Seidik Abba est journaliste et chercheur spécialiste du Sahel. Il est fondateur du Centre international d’études et de réflexions sur le Sahel (Cires) et auteur de plusieurs ouvrages dont « Mali-Sahel, notre Afghanistan à nous ? » publié chez Impacts Éditions (2022). Quel regard porte-t-il sur la “ prolifération ” des coups d'État en Afrique de l’Ouest et leur gestion par la Cédéao ? Nous l’avons rencontré à Bamako, au Mali, à l’occasion d'un séminaire international sur le « Rôle des médias dans la gestion des crises au Sahel » auquel il a pris part du 28 au 30 novembre 2023. Entretien.
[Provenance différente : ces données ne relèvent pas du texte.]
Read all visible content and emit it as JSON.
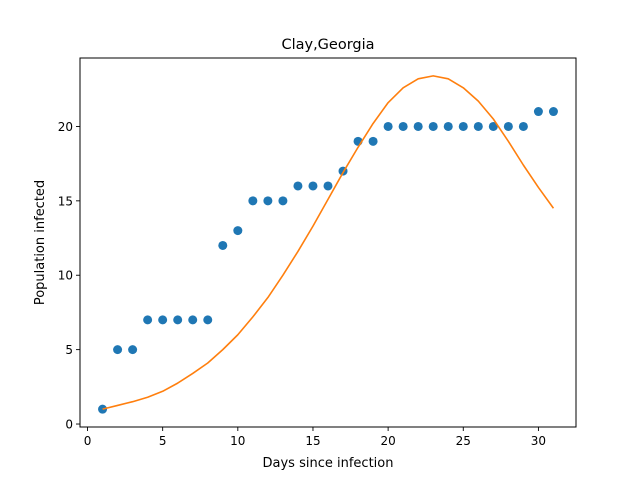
{
  "chart_data": {
    "type": "scatter",
    "title": "Clay,Georgia",
    "xlabel": "Days since infection",
    "ylabel": "Population infected",
    "xlim": [
      -0.5,
      32.5
    ],
    "ylim": [
      -0.2,
      24.6
    ],
    "xticks": [
      0,
      5,
      10,
      15,
      20,
      25,
      30
    ],
    "yticks": [
      0,
      5,
      10,
      15,
      20
    ],
    "grid": false,
    "legend": "none",
    "series": [
      {
        "type": "scatter",
        "color": "#1f77b4",
        "x": [
          1,
          2,
          3,
          4,
          5,
          6,
          7,
          8,
          9,
          10,
          11,
          12,
          13,
          14,
          15,
          16,
          17,
          18,
          19,
          20,
          21,
          22,
          23,
          24,
          25,
          26,
          27,
          28,
          29,
          30,
          31
        ],
        "y": [
          1,
          5,
          5,
          7,
          7,
          7,
          7,
          7,
          12,
          13,
          15,
          15,
          15,
          16,
          16,
          16,
          17,
          19,
          19,
          20,
          20,
          20,
          20,
          20,
          20,
          20,
          20,
          20,
          20,
          21,
          21
        ]
      },
      {
        "type": "line",
        "color": "#ff7f0e",
        "x": [
          1,
          2,
          3,
          4,
          5,
          6,
          7,
          8,
          9,
          10,
          11,
          12,
          13,
          14,
          15,
          16,
          17,
          18,
          19,
          20,
          21,
          22,
          23,
          24,
          25,
          26,
          27,
          28,
          29,
          30,
          31
        ],
        "y": [
          1.0,
          1.25,
          1.5,
          1.8,
          2.2,
          2.75,
          3.4,
          4.1,
          5.0,
          6.0,
          7.2,
          8.5,
          10.0,
          11.6,
          13.3,
          15.1,
          16.9,
          18.6,
          20.2,
          21.6,
          22.6,
          23.2,
          23.4,
          23.2,
          22.6,
          21.7,
          20.5,
          19.0,
          17.4,
          15.9,
          14.5
        ]
      }
    ]
  }
}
Propos recueillis par Jean-Marie Ntahimpera
Tama Média : Le Mali, le Burkina, la Guinée et plus récemment le Niger sont tombés entre les mains de militaires ayant chassé les civils du pouvoir. Comment expliquez-vous cette multiplication des coups d’Etat et leur popularité ?
Seidik Abba : Ces dernières années, le Sahel a connu des coups d’État qui sont différents les uns des autres, même s’il y a en toile de fond la question sécuritaire dans les pays comme le Niger, le Burkina et le Mali. La Guinée, quant à elle, est dans une dynamique un peu différente. En observant ces coups de force, des facteurs internes et externes sont à noter.
Ceux internes se situent au moins à deux niveaux : la déception vis-à-vis de la gouvernance politique et la dégradation de la situation sécuritaire. Je m’explique. Dans les trois pays (le Burkina, le Mali et le Niger), on constate que la gouvernance démocratique n’a pas apporté les résultats tant espérés par leurs peuples, notamment la question du contenu de la démocratie. À cela vient s’ajouter la situation sécuritaire.
En outre, on a le facteur externe. C’est le fait que beaucoup de militaires de ces trois pays se sont dits : « Tant qu’à faire, la communauté internationale va condamner. Mais quand elle sera mise devant le fait accompli, elle ne pourra que reculer ». Les militaires ont pu profiter de cette impuissance de la communauté sous-régionale et internationale face aux putschs.
La difficulté maintenant est qu’il n’y a pas de trajectoire précise. Aucun de ces régimes n’affiche aujourd’hui un calendrier de transition précis menant vers l’organisation d’élections. On a des dates, mais elles ne pourront pas être tenues.
Au Burkina, la junte estime qu’il faut que la sécurité revienne avant la tenue d’élections. Mais quand est-ce que la sécurité va revenir ? Combien de temps cela peut prendre ? Personne ne peut dire avec certitude le moment où la dégradation de la situation sécuritaire va prendre fin. Il y a donc cette difficulté aujourd’hui à avoir un contenu de la transition, cette capacité à regarder la réalité en face, à voir que l’insécurité persiste.